Microsoft: Google circumventing IE cookie protections too

Microsoft has claimed Google is getting around privacy protections built into Internet Explorer (IE), just as it did in Apple's Safari browser.

The Redmond giant said Google was circumventing its Platform for Privacy Preferences (P3P) settings in order to place cookies on user machines. Microsoft said this was a different method to that used by Google to get around Safari protections.

IE is supposed to block third-party cookies unless a site presents a P3P policy statement.

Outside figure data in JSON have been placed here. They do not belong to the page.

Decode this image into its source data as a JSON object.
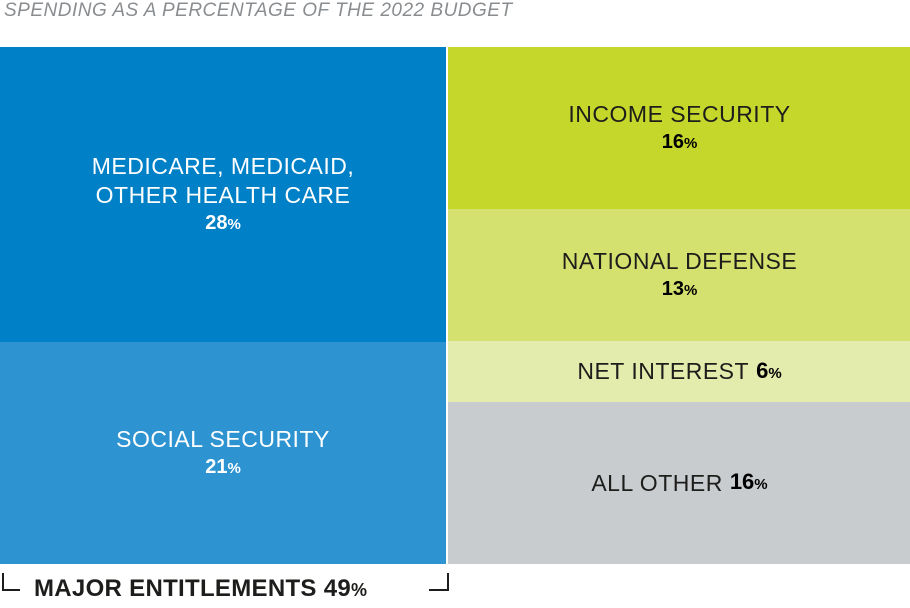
{
  "chart_data": {
    "type": "treemap",
    "subtitle": "SPENDING AS A PERCENTAGE OF THE 2022 BUDGET",
    "units": "%",
    "groups": [
      {
        "name": "MAJOR ENTITLEMENTS",
        "value": 49,
        "items": [
          {
            "label": "MEDICARE, MEDICAID,\nOTHER HEALTH CARE",
            "value": 28,
            "color": "#0080c6"
          },
          {
            "label": "SOCIAL SECURITY",
            "value": 21,
            "color": "#2e93d1"
          }
        ]
      },
      {
        "name": "",
        "items": [
          {
            "label": "INCOME SECURITY",
            "value": 16,
            "color": "#c5d72b"
          },
          {
            "label": "NATIONAL DEFENSE",
            "value": 13,
            "color": "#d5e16f"
          },
          {
            "label": "NET INTEREST",
            "value": 6,
            "color": "#e3ebad"
          },
          {
            "label": "ALL OTHER",
            "value": 16,
            "color": "#c9ccce"
          }
        ]
      }
    ]
  },
  "bracket": {
    "label": "MAJOR ENTITLEMENTS",
    "value": "49",
    "sign": "%"
  }
}
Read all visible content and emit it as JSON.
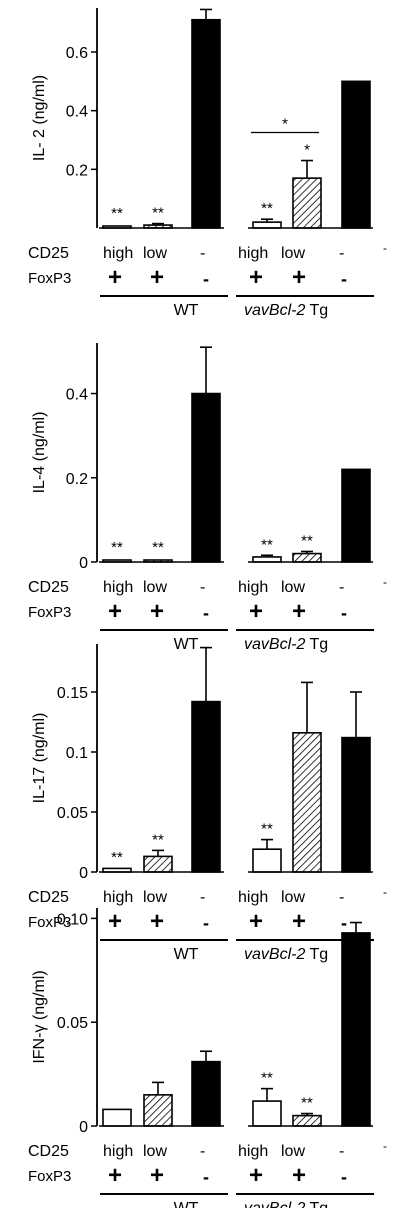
{
  "chart_data": [
    {
      "type": "bar",
      "ylabel": "IL- 2 (ng/ml)",
      "ylim": [
        0,
        0.75
      ],
      "yticks": [
        0.2,
        0.4,
        0.6
      ],
      "ytick_labels": [
        "0.2",
        "0.4",
        "0.6"
      ],
      "categories": [
        "WT CD25 high FoxP3 +",
        "WT CD25 low FoxP3 +",
        "WT CD25 - FoxP3 -",
        "vavBcl-2 Tg CD25 high FoxP3 +",
        "vavBcl-2 Tg CD25 low FoxP3 +",
        "vavBcl-2 Tg CD25 - FoxP3 -"
      ],
      "values": [
        0.005,
        0.01,
        0.71,
        0.02,
        0.17,
        0.5
      ],
      "errors": [
        0,
        0.005,
        0.035,
        0.01,
        0.06,
        0
      ],
      "fills": [
        "white",
        "hatched",
        "black",
        "white",
        "hatched",
        "black"
      ],
      "annotations": [
        "**",
        "**",
        "",
        "**",
        "*",
        ""
      ],
      "bracket": {
        "from": 3,
        "to": 4,
        "label": "*"
      }
    },
    {
      "type": "bar",
      "ylabel": "IL-4 (ng/ml)",
      "ylim": [
        0,
        0.52
      ],
      "yticks": [
        0,
        0.2,
        0.4
      ],
      "ytick_labels": [
        "0",
        "0.2",
        "0.4"
      ],
      "categories": [
        "WT CD25 high FoxP3 +",
        "WT CD25 low FoxP3 +",
        "WT CD25 - FoxP3 -",
        "vavBcl-2 Tg CD25 high FoxP3 +",
        "vavBcl-2 Tg CD25 low FoxP3 +",
        "vavBcl-2 Tg CD25 - FoxP3 -"
      ],
      "values": [
        0.003,
        0.003,
        0.4,
        0.012,
        0.02,
        0.22
      ],
      "errors": [
        0,
        0,
        0.11,
        0.004,
        0.005,
        0
      ],
      "fills": [
        "white",
        "hatched",
        "black",
        "white",
        "hatched",
        "black"
      ],
      "annotations": [
        "**",
        "**",
        "",
        "**",
        "**",
        ""
      ]
    },
    {
      "type": "bar",
      "ylabel": "IL-17 (ng/ml)",
      "ylim": [
        0,
        0.19
      ],
      "yticks": [
        0,
        0.05,
        0.1,
        0.15
      ],
      "ytick_labels": [
        "0",
        "0.05",
        "0.1",
        "0.15"
      ],
      "categories": [
        "WT CD25 high FoxP3 +",
        "WT CD25 low FoxP3 +",
        "WT CD25 - FoxP3 -",
        "vavBcl-2 Tg CD25 high FoxP3 +",
        "vavBcl-2 Tg CD25 low FoxP3 +",
        "vavBcl-2 Tg CD25 - FoxP3 -"
      ],
      "values": [
        0.003,
        0.013,
        0.142,
        0.019,
        0.116,
        0.112
      ],
      "errors": [
        0,
        0.005,
        0.045,
        0.008,
        0.042,
        0.038
      ],
      "fills": [
        "white",
        "hatched",
        "black",
        "white",
        "hatched",
        "black"
      ],
      "annotations": [
        "**",
        "**",
        "",
        "**",
        "",
        ""
      ]
    },
    {
      "type": "bar",
      "ylabel": "IFN-γ (ng/ml)",
      "ylim": [
        0,
        0.105
      ],
      "yticks": [
        0,
        0.05,
        0.1
      ],
      "ytick_labels": [
        "0",
        "0.05",
        "0.10"
      ],
      "categories": [
        "WT CD25 high FoxP3 +",
        "WT CD25 low FoxP3 +",
        "WT CD25 - FoxP3 -",
        "vavBcl-2 Tg CD25 high FoxP3 +",
        "vavBcl-2 Tg CD25 low FoxP3 +",
        "vavBcl-2 Tg CD25 - FoxP3 -"
      ],
      "values": [
        0.008,
        0.015,
        0.031,
        0.012,
        0.005,
        0.093
      ],
      "errors": [
        0,
        0.006,
        0.005,
        0.006,
        0.001,
        0.005
      ],
      "fills": [
        "white",
        "hatched",
        "black",
        "white",
        "hatched",
        "black"
      ],
      "annotations": [
        "",
        "",
        "",
        "**",
        "**",
        ""
      ]
    }
  ],
  "labels": {
    "cd25": "CD25",
    "foxp3": "FoxP3",
    "high": "high",
    "low": "low",
    "minus": "-",
    "plus": "+",
    "wt": "WT",
    "tg_italic": "vavBcl-2",
    "tg_suffix": " Tg"
  },
  "colors": {
    "bar": "#000000",
    "background": "#ffffff",
    "hatch": "#000000"
  }
}
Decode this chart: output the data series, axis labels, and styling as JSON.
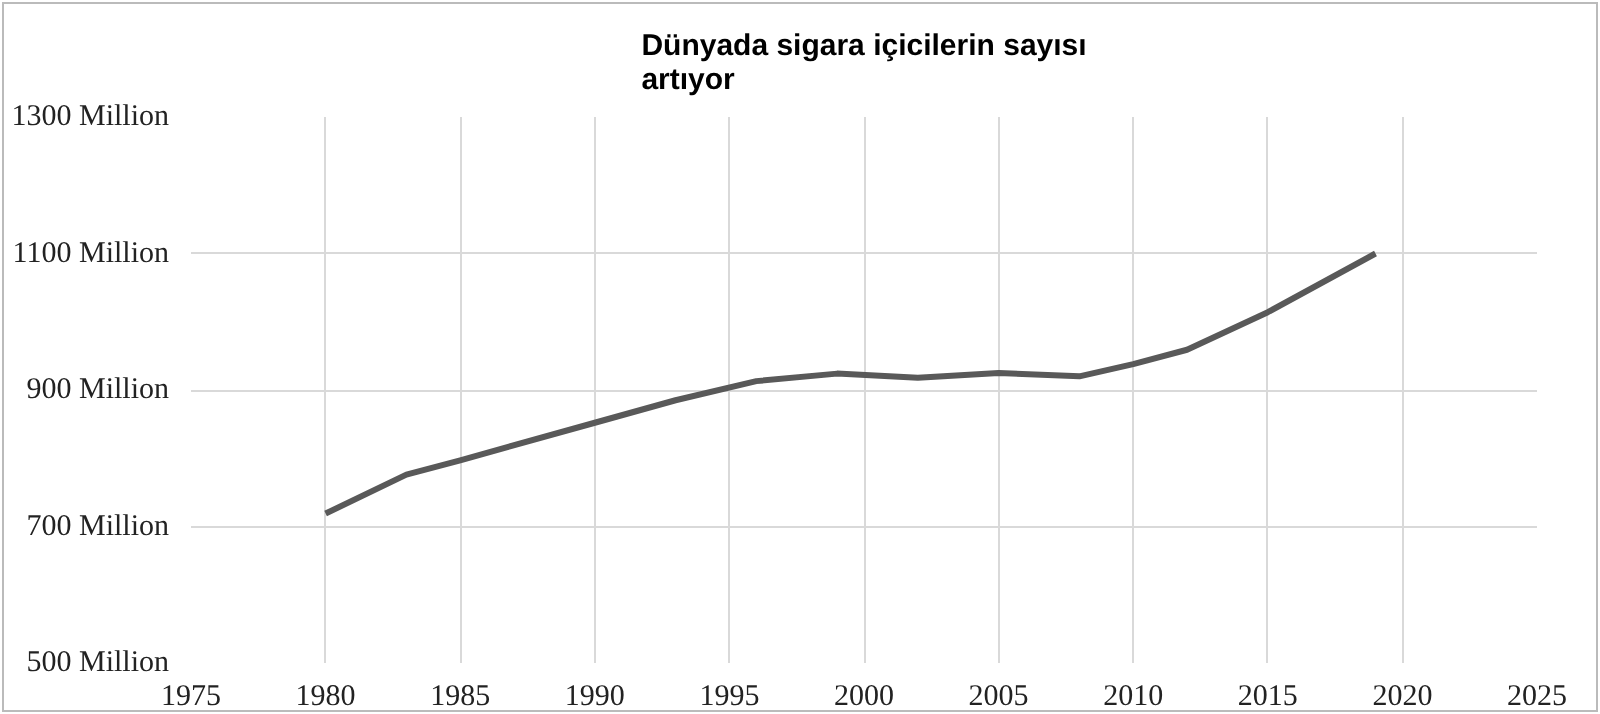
{
  "chart_data": {
    "type": "line",
    "title": "Dünyada sigara içicilerin sayısı\nartıyor",
    "x": [
      1980,
      1983,
      1985,
      1990,
      1993,
      1996,
      1999,
      2002,
      2005,
      2008,
      2010,
      2012,
      2015,
      2019
    ],
    "series": [
      {
        "color": "#595959",
        "values": [
          719,
          776,
          797,
          852,
          885,
          913,
          924,
          918,
          925,
          920,
          938,
          959,
          1014,
          1100
        ]
      }
    ],
    "xlim": [
      1975,
      2025
    ],
    "xticks": [
      1975,
      1980,
      1985,
      1990,
      1995,
      2000,
      2005,
      2010,
      2015,
      2020,
      2025
    ],
    "ylim": [
      500,
      1300
    ],
    "yticks": [
      {
        "value": 500,
        "label": "500 Million"
      },
      {
        "value": 700,
        "label": "700 Million"
      },
      {
        "value": 900,
        "label": "900 Million"
      },
      {
        "value": 1100,
        "label": "1100 Million"
      },
      {
        "value": 1300,
        "label": "1300 Million"
      }
    ],
    "grid": true,
    "marker": "none",
    "line_style": "solid"
  }
}
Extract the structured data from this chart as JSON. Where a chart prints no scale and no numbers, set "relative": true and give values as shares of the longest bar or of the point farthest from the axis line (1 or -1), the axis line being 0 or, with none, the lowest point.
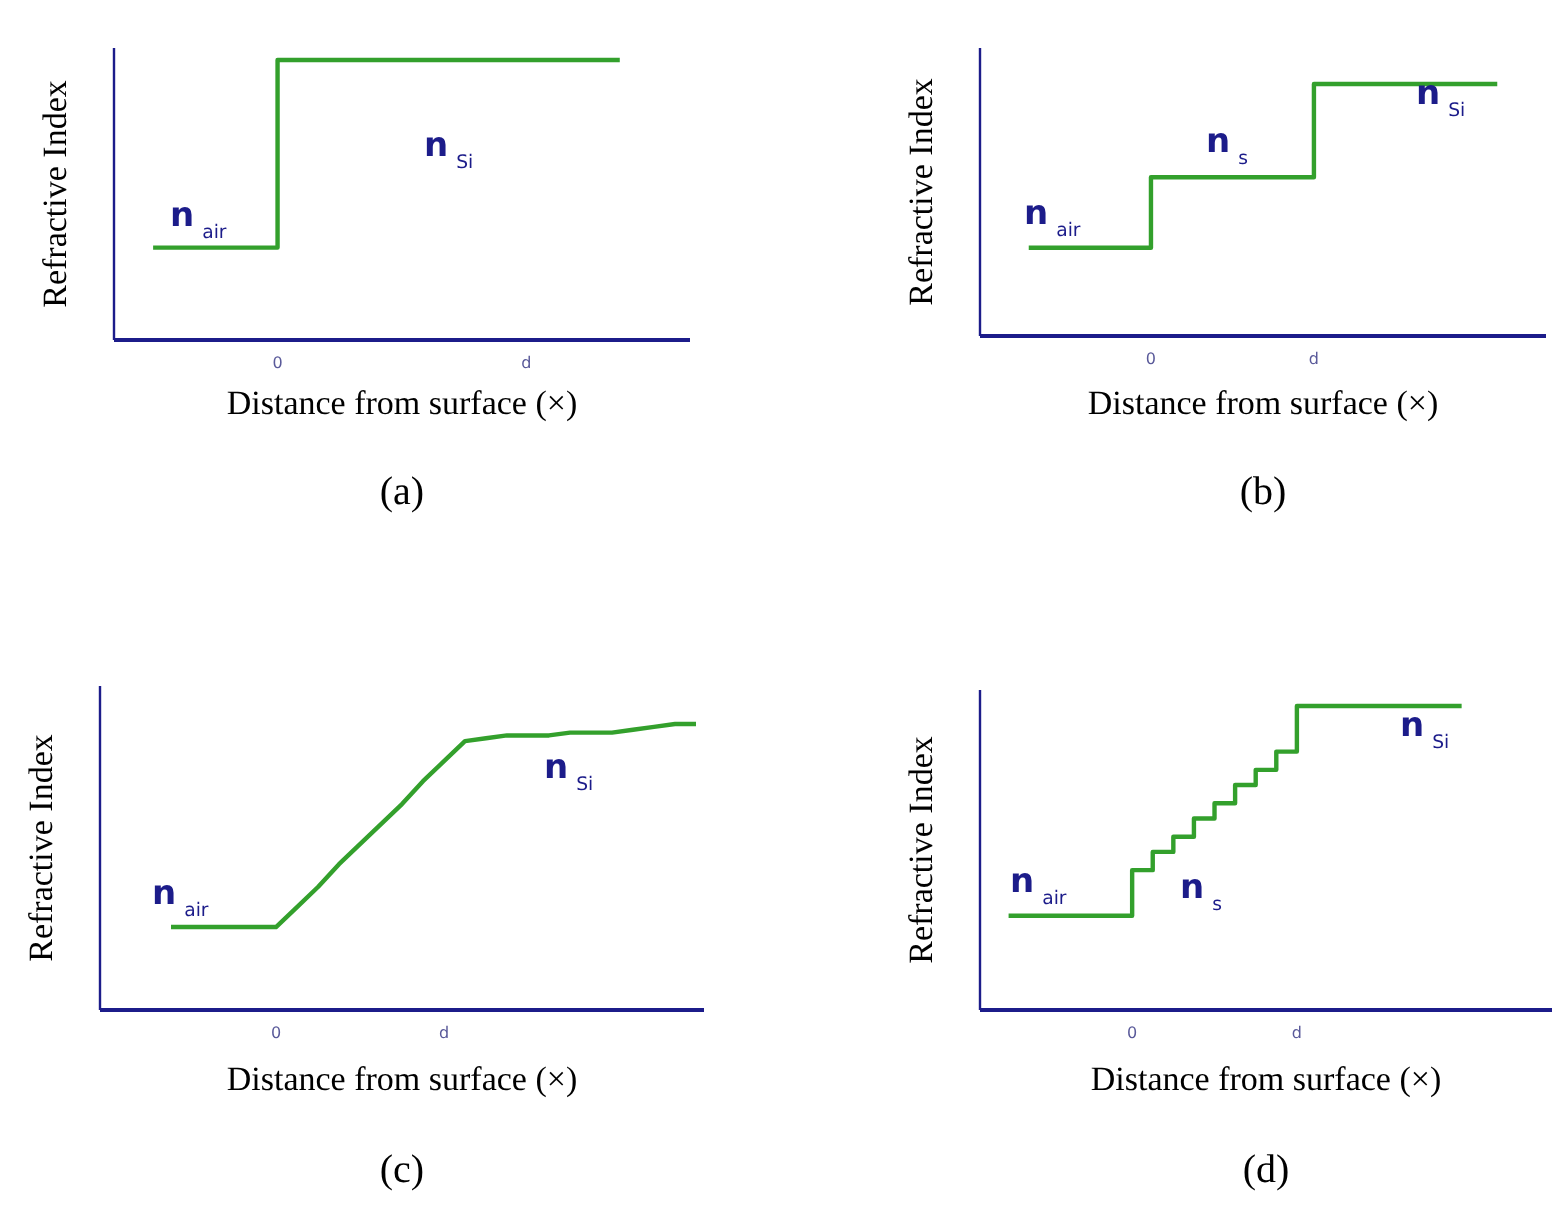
{
  "chart_data": [
    {
      "type": "step",
      "xlabel": "Distance from surface (×)",
      "ylabel": "Refractive Index",
      "relative": true,
      "categories": [
        null,
        null,
        null,
        null,
        null,
        "0",
        null,
        null,
        null,
        null,
        null,
        null,
        null,
        "d",
        null,
        null,
        null,
        null,
        null
      ],
      "series": [
        {
          "color": "#33a02c",
          "values": [
            null,
            0.33,
            0.33,
            0.33,
            0.33,
            1,
            1,
            1,
            1,
            1,
            1,
            1,
            1,
            1,
            1,
            1,
            1,
            null,
            null
          ]
        }
      ],
      "annotations": [
        "n$_{air}$",
        "n$_{Si}$",
        "(a)"
      ]
    },
    {
      "type": "step",
      "xlabel": "Distance from surface (×)",
      "ylabel": "Refractive Index",
      "relative": true,
      "categories": [
        null,
        null,
        null,
        null,
        null,
        null,
        null,
        null,
        "0",
        null,
        null,
        null,
        null,
        null,
        null,
        null,
        "d",
        null,
        null,
        null,
        null,
        null,
        null,
        null,
        null,
        null,
        null,
        null
      ],
      "series": [
        {
          "color": "#33a02c",
          "values": [
            null,
            null,
            0.35,
            0.35,
            0.35,
            0.35,
            0.35,
            0.35,
            0.63,
            0.63,
            0.63,
            0.63,
            0.63,
            0.63,
            0.63,
            0.63,
            1,
            1,
            1,
            1,
            1,
            1,
            1,
            1,
            1,
            1,
            null,
            null
          ]
        }
      ],
      "annotations": [
        "n$_{air}$",
        "n$_{s}$",
        "n$_{Si}$",
        "(b)"
      ]
    },
    {
      "type": "line",
      "xlabel": "Distance from surface (×)",
      "ylabel": "Refractive Index",
      "relative": true,
      "categories": [
        null,
        null,
        null,
        null,
        null,
        null,
        null,
        null,
        "0",
        null,
        null,
        null,
        null,
        null,
        null,
        null,
        "d",
        null,
        null,
        null,
        null,
        null,
        null,
        null,
        null,
        null,
        null,
        null,
        null
      ],
      "series": [
        {
          "color": "#33a02c",
          "values": [
            null,
            null,
            null,
            0.29,
            0.29,
            0.29,
            0.29,
            0.29,
            0.29,
            0.36,
            0.43,
            0.51,
            0.58,
            0.65,
            0.72,
            0.8,
            0.87,
            0.94,
            0.95,
            0.96,
            0.96,
            0.96,
            0.97,
            0.97,
            0.97,
            0.98,
            0.99,
            1,
            1
          ]
        }
      ],
      "annotations": [
        "n$_{air}$",
        "n$_{Si}$",
        "(c)"
      ]
    },
    {
      "type": "step",
      "xlabel": "Distance from surface (×)",
      "ylabel": "Refractive Index",
      "relative": true,
      "categories": [
        null,
        null,
        null,
        null,
        null,
        null,
        null,
        "0",
        null,
        null,
        null,
        null,
        null,
        null,
        null,
        "d",
        null,
        null,
        null,
        null,
        null,
        null,
        null,
        null,
        null,
        null,
        null,
        null
      ],
      "series": [
        {
          "color": "#33a02c",
          "values": [
            null,
            0.31,
            0.31,
            0.31,
            0.31,
            0.31,
            0.31,
            0.46,
            0.52,
            0.57,
            0.63,
            0.68,
            0.74,
            0.79,
            0.85,
            1,
            1,
            1,
            1,
            1,
            1,
            1,
            1,
            1,
            null,
            null,
            null,
            null
          ]
        }
      ],
      "annotations": [
        "n$_{air}$",
        "n$_{s}$",
        "n$_{Si}$",
        "(d)"
      ]
    }
  ]
}
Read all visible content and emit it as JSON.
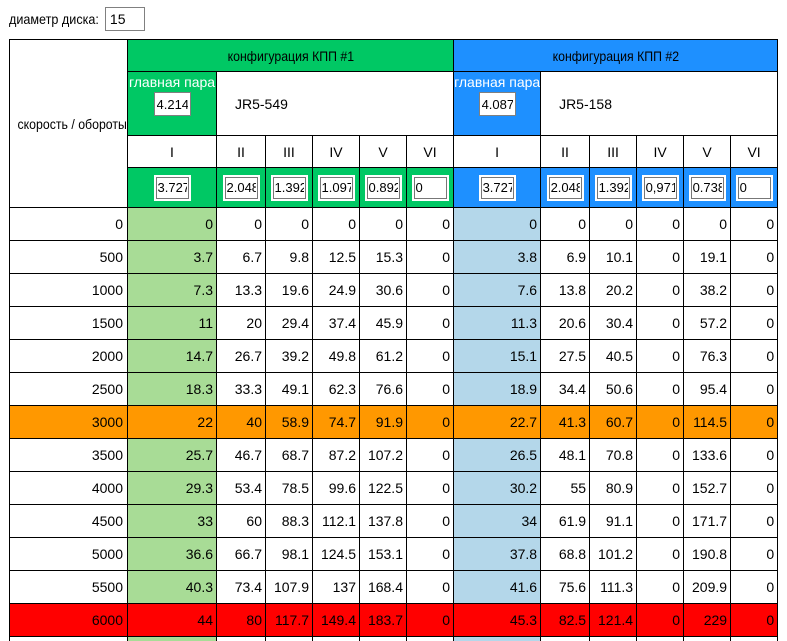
{
  "disk": {
    "label": "диаметр диска:",
    "value": "15"
  },
  "row_header": "скорость / обороты",
  "configs": [
    {
      "title": "конфигурация КПП #1",
      "main_pair_label": "главная пара",
      "main_pair_value": "4.214",
      "model": "JR5-549",
      "gears": [
        "I",
        "II",
        "III",
        "IV",
        "V",
        "VI"
      ],
      "ratios": [
        "3.727",
        "2.048",
        "1.392",
        "1.097",
        "0.892",
        "0"
      ],
      "accent": "#00c864",
      "cell_tint": "#a8dc96"
    },
    {
      "title": "конфигурация КПП #2",
      "main_pair_label": "главная пара",
      "main_pair_value": "4.087",
      "model": "JR5-158",
      "gears": [
        "I",
        "II",
        "III",
        "IV",
        "V",
        "VI"
      ],
      "ratios": [
        "3.727",
        "2.048",
        "1.392",
        "0,971",
        "0.738",
        "0"
      ],
      "accent": "#1e90ff",
      "cell_tint": "#b4d7ea"
    }
  ],
  "row_colors": {
    "warn": "#ff9800",
    "redline": "#ff0000"
  },
  "rows": [
    {
      "rpm": "0",
      "style": "normal",
      "c1": [
        "0",
        "0",
        "0",
        "0",
        "0",
        "0"
      ],
      "c2": [
        "0",
        "0",
        "0",
        "0",
        "0",
        "0"
      ]
    },
    {
      "rpm": "500",
      "style": "normal",
      "c1": [
        "3.7",
        "6.7",
        "9.8",
        "12.5",
        "15.3",
        "0"
      ],
      "c2": [
        "3.8",
        "6.9",
        "10.1",
        "0",
        "19.1",
        "0"
      ]
    },
    {
      "rpm": "1000",
      "style": "normal",
      "c1": [
        "7.3",
        "13.3",
        "19.6",
        "24.9",
        "30.6",
        "0"
      ],
      "c2": [
        "7.6",
        "13.8",
        "20.2",
        "0",
        "38.2",
        "0"
      ]
    },
    {
      "rpm": "1500",
      "style": "normal",
      "c1": [
        "11",
        "20",
        "29.4",
        "37.4",
        "45.9",
        "0"
      ],
      "c2": [
        "11.3",
        "20.6",
        "30.4",
        "0",
        "57.2",
        "0"
      ]
    },
    {
      "rpm": "2000",
      "style": "normal",
      "c1": [
        "14.7",
        "26.7",
        "39.2",
        "49.8",
        "61.2",
        "0"
      ],
      "c2": [
        "15.1",
        "27.5",
        "40.5",
        "0",
        "76.3",
        "0"
      ]
    },
    {
      "rpm": "2500",
      "style": "normal",
      "c1": [
        "18.3",
        "33.3",
        "49.1",
        "62.3",
        "76.6",
        "0"
      ],
      "c2": [
        "18.9",
        "34.4",
        "50.6",
        "0",
        "95.4",
        "0"
      ]
    },
    {
      "rpm": "3000",
      "style": "warn",
      "c1": [
        "22",
        "40",
        "58.9",
        "74.7",
        "91.9",
        "0"
      ],
      "c2": [
        "22.7",
        "41.3",
        "60.7",
        "0",
        "114.5",
        "0"
      ]
    },
    {
      "rpm": "3500",
      "style": "normal",
      "c1": [
        "25.7",
        "46.7",
        "68.7",
        "87.2",
        "107.2",
        "0"
      ],
      "c2": [
        "26.5",
        "48.1",
        "70.8",
        "0",
        "133.6",
        "0"
      ]
    },
    {
      "rpm": "4000",
      "style": "normal",
      "c1": [
        "29.3",
        "53.4",
        "78.5",
        "99.6",
        "122.5",
        "0"
      ],
      "c2": [
        "30.2",
        "55",
        "80.9",
        "0",
        "152.7",
        "0"
      ]
    },
    {
      "rpm": "4500",
      "style": "normal",
      "c1": [
        "33",
        "60",
        "88.3",
        "112.1",
        "137.8",
        "0"
      ],
      "c2": [
        "34",
        "61.9",
        "91.1",
        "0",
        "171.7",
        "0"
      ]
    },
    {
      "rpm": "5000",
      "style": "normal",
      "c1": [
        "36.6",
        "66.7",
        "98.1",
        "124.5",
        "153.1",
        "0"
      ],
      "c2": [
        "37.8",
        "68.8",
        "101.2",
        "0",
        "190.8",
        "0"
      ]
    },
    {
      "rpm": "5500",
      "style": "normal",
      "c1": [
        "40.3",
        "73.4",
        "107.9",
        "137",
        "168.4",
        "0"
      ],
      "c2": [
        "41.6",
        "75.6",
        "111.3",
        "0",
        "209.9",
        "0"
      ]
    },
    {
      "rpm": "6000",
      "style": "redline",
      "c1": [
        "44",
        "80",
        "117.7",
        "149.4",
        "183.7",
        "0"
      ],
      "c2": [
        "45.3",
        "82.5",
        "121.4",
        "0",
        "229",
        "0"
      ]
    }
  ]
}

This statement is read by browsers to determine whether to allow cookies depending on a user's privacy settings.

We've also contacted Google and asked them to commit to honoring P3P privacy settings for users of all browsers.

P3P policy statements consist of three-four character tokens, such as TAI, which indicates Information may be used to tailor or modify content or design of the site where the information is used only for a single visit to the site and not used for any kind of future customisation.'

Google's policy managed to get IE to accept cookies "even though the policy does not state Google's intent," Microsoft said.

"Technically, Google utilises a nuance in the P3P specification that has the effect of bypassing user preferences about cookies," said Dean Hachamovitch, corporate vice president for IE, in a blog post.

"The P3P specification (in an attempt to leave room for future advances in privacy policies) states that browsers should ignore any undefined policies they encounter. Google sends a P3P policy that fails to inform the browser about Google's use of cookies and user information."

Google does not actually send a proper P3P policy, according to Microsoft, instead choosing to send a note that users themselves are supposed to read, not browsers.

Rather than contain the three or four character tokens, Microsoft noted that Google's policy looks like this: P3P: CP="This is not a P3P policy! See http://www.google.com/support/accounts/bin/answer.py?hl=en&answer=151657 for more info."

From Microsoft's standpoint, this policy did not convey Google's intentions "in a manner consistent with the technology."

"P3P-compliant browsers interpret Google's policy as indicating that the cookie will not be used for any tracking purpose or any purpose at all. By sending this text, Google bypasses the cookie protection and enables its third-party cookies to be allowed rather than blocked," Hachamovitch added.

"The result is similar to the recent reports of Google's circumvention of privacy protections in Apple's Safari Web browser, even though the actual bypass mechanism Google uses is different.

"We've also contacted Google and asked them to commit to honoring P3P privacy settings for users of all browsers."

Microsoft has now created a Tracking Protection List,' which lets users prevent cookies from certain sources, including Google.

The company said it was considering making further changes to its browsers for added cookie protection.

Google claimed Microsoft had "omitted important information from its blog post," adding that P3P was all but redundant.

"Microsoft uses a 'self-declaration' protocol (known as "P3P") dating from 2002 under which Microsoft asks websites to represent their privacy practices in machine-readable form," said Rachel Whetstone, Google's senior vice President of communications and policy.

"It is well known - including by Microsoft - that it is impractical to comply with Microsoft's request while providing modern web functionality. We have been open about our approach, as have many other websites.

"Today the Microsoft policy is widely non-operational. A 2010 research report indicated that over 11,000 websites were not issuing valid P3P policies as requested by Microsoft."